Die bisher von Williams, 43, vorgelegten Fälle zeigen, dass er ein „Hüter“ der langjährigen Prioritäten des SDNY (Süddistrikt New Yorks) gewesen ist, sagt Kan Nawaday, der gemeinsam mit Williams im Büro tätig war.
„Nach wie vor geht er mit der gleichen Art von Rigorosität vor, was die Verfolgung von Fällen und bemerkenswerten, rechtschaffenen Fällen im Bereich Finanzverbrechen und öffentlicher Korruption betrifft“, sagte Nawaday, der jetzt Partner bei der Anwaltskanzlei Venable ist.

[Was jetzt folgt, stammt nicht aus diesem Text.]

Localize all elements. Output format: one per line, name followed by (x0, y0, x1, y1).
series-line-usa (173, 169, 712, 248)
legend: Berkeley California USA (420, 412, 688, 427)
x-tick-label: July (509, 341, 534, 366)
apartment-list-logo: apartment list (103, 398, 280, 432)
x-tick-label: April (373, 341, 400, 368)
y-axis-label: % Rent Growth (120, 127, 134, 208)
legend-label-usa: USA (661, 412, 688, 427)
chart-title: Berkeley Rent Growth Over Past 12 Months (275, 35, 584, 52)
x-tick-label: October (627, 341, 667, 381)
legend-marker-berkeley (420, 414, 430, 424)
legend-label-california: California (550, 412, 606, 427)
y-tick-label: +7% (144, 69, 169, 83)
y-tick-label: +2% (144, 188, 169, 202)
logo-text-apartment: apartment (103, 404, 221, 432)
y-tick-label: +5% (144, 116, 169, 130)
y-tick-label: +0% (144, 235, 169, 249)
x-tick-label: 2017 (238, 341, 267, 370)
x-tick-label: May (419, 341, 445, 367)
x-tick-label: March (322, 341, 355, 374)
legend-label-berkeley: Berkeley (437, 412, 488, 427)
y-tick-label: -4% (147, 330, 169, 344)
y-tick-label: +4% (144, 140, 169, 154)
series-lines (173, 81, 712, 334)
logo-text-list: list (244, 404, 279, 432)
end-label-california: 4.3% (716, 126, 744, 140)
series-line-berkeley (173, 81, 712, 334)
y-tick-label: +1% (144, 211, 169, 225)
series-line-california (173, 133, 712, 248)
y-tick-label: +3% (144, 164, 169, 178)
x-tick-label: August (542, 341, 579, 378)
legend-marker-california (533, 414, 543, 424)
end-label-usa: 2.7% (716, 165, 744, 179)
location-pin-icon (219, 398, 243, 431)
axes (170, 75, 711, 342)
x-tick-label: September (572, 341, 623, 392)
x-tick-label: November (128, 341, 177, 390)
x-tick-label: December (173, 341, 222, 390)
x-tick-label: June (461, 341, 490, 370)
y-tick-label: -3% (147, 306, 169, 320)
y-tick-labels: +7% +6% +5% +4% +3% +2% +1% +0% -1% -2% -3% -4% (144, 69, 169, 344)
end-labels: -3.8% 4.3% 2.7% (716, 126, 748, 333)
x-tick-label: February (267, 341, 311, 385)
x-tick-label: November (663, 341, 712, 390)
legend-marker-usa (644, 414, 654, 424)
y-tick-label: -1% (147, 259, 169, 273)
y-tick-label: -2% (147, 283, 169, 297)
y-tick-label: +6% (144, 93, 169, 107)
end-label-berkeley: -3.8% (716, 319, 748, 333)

Williams gewann in diesem Jahr einen Prozess gegen einen ehemaligen Produktmanager der Non-Fungible Token (NFT)-Marktplatz OpenSea wegen Insiderhandels. Zuvor hatte er ein Schuldbekenntnis wegen Insiderhandels von einem ehemaligen Mitarbeiter von Coinbase Global erhalten. Die Staatsanwälte hatten die Fälle als die ersten Insiderhandelsfälle bezeichnet, die digitale Güter betreffen.
„Dieses Büro hat bereits eine Reihe bedeutender Fälle in diesem Bereich vorgebracht“, sagte Williams im Juli bei der Ankündigung von Anklagen gegen Alex Mashinsky, einen weiteren Krypto-Manager. „Der Südliche Distrikt von New York war historisch führend bei der Durchsetzung in jedem neuen Bereich.“
Bankman-Fried und Mashinsky haben jeweils auf nicht schuldig plädiert. Williams lehnte eine Interview-Anfrage durch einen Sprecher ab.
Williams bekannt dafür, „kalkulierte Risiken“ einzugehen
Williams, der erste schwarze US-Bundesstaatsanwalt des SDNY, war früher Referendar beim ehemaligen Obersten Gerichtshofrichter John Paul Stevens sowie beim derzeitigen Justizminister Merrick Garland, als Garland Apellationsrichter war. Er leitete die Wertpapier- und Rohstoff-Taskforce des SDNY, bevor er von Präsident Joe Biden für den Spitzenposten des Bezirks nominiert wurde.
In den zwei Jahren seit seinem Amtsantritt hat Williams neben dem Kryptospace mehrere bedeutende Betrugs- und Korruptionsfälle verfolgt. Im Mai 2022 erreichte das Büro zum Beispiel ein Schuldbekenntnis von Allianz‘ US-amerikanischer Vermögensverwaltungseinheit. Allianz stimmte einer Betrugsvereinbarung zufolge einer Zahlung von mehr als 6 Milliarden Dollar zu.
In der letzten Woche hat sein Büro den New Jersey Senator Bob Menendez wegen Bestechung angeklagt. Williams gab die Ankündigung bekannt und zeigte Reportern Fotos von Goldbarren und Stapeln von Bargeld, die in Menendez‘ Haus gefunden wurden. Menendez plädierte auf nicht schuldig.
Die Anklagen gegen Bankman-Fried wurden nur einen Monat nach dem Zusammenbruch von FTX erhoben, was ehemalige Staatsanwälte für sehr schnell halten in einem komplexen Fall von Wirtschaftskriminalität.
Bankman-Frieds Anwälte haben die Staatsanwaltschaft beschuldigt, den Fall zu überstürzen. Letztendlich spaltete Williams‘ Büro mehrere der Anklagepunkte ab, nachdem Bankman-Fried von den Bahamas für einen separaten Prozess ausgeliefert wurde, weil ein Gericht in der Karibiknation entschieden hatte, dass Bankman-Fried gegen die Anklagepunkte Einspruch erheben könne.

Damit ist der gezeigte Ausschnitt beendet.